Harnessing Notch Signaling to Enhance the Generation and Functionality of Human Conventional Type 1 Dendritic Cells for Cancer Immunotherapy Applications.

A dendritic cell (DC)-based vaccine, Sipuleucel-T, remains the sole FDA-approved cancer vaccine. Despite their established safety and efficacy against cancers and infections in numerous trials, long-term clinical benefits have been modest. Most trials have employed DCs derived from blood monocytes, but emerging evidence underscores the unique role of conventional type 1 DCs (cDC1) in triggering potent antitumor immune responses and their intratumoral infiltration with favorable prognoses in many cancers. However, the scarcity of cDC1s in peripheral blood and the challenges in generating them in vitro have hindered a deeper understanding of their biology and their widespread application as cellular vaccines.

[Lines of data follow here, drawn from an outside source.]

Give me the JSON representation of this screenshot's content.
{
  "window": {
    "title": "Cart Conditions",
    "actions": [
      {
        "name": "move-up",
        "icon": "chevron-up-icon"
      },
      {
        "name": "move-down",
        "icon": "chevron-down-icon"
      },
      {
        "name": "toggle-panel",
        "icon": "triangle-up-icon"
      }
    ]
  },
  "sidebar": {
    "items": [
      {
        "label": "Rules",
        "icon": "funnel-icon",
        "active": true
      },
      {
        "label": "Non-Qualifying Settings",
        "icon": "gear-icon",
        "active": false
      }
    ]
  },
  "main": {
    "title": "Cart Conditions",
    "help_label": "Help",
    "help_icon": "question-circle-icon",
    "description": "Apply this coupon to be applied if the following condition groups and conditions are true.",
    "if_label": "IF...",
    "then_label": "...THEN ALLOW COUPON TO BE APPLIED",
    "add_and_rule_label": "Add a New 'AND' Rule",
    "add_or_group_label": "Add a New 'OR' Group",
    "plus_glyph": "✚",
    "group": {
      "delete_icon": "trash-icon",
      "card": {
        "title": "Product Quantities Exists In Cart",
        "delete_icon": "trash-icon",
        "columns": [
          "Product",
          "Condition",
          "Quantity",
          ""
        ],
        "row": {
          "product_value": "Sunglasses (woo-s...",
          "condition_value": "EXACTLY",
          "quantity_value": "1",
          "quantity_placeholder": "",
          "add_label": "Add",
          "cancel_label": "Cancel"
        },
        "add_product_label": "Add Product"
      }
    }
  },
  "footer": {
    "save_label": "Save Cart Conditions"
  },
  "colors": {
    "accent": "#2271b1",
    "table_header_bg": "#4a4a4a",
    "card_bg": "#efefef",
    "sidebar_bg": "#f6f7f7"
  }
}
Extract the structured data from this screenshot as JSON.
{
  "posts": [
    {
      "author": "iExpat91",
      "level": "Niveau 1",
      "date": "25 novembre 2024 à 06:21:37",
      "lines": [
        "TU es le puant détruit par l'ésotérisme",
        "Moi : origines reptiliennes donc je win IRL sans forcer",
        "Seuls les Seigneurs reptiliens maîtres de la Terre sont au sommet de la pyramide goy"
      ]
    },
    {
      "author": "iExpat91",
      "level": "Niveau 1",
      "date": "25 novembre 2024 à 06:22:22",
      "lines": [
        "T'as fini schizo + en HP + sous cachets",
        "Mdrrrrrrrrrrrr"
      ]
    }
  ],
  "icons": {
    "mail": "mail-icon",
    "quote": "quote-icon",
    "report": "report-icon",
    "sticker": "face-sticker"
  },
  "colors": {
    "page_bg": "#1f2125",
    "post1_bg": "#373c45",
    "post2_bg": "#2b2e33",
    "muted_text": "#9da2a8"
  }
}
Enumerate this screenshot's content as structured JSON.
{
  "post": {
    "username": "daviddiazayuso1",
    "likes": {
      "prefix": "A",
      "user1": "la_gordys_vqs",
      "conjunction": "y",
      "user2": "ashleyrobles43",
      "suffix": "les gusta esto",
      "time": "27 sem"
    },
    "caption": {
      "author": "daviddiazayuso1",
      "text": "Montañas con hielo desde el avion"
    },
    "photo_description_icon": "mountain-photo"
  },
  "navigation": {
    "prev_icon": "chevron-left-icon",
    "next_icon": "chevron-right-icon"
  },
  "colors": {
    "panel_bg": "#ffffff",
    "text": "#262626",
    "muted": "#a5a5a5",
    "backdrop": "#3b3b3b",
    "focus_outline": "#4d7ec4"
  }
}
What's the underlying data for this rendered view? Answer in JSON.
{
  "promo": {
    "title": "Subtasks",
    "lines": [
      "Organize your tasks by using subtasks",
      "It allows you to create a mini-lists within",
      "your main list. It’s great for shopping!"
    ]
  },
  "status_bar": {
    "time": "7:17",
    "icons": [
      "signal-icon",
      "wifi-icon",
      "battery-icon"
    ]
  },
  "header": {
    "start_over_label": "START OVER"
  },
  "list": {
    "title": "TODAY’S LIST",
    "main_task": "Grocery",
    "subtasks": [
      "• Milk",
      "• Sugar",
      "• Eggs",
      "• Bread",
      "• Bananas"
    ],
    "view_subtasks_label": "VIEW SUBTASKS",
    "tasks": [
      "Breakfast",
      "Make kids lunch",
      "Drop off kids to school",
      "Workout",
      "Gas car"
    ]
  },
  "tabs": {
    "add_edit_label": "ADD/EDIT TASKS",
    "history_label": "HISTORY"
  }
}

In this study, we present a serum-free culture system capable of generating billions of human cDC1s from CD34+ progenitors derived from cord or peripheral blood. The system leverages the requirement of Notch signaling for cDC1 differentiation and generates DCs that closely resemble in vivo cDC1s, exhibiting functions including cellular antigen cross-presentation. This robust protocol enables the scalable production of cDC1s for both fundamental biological research and therapeutic applications.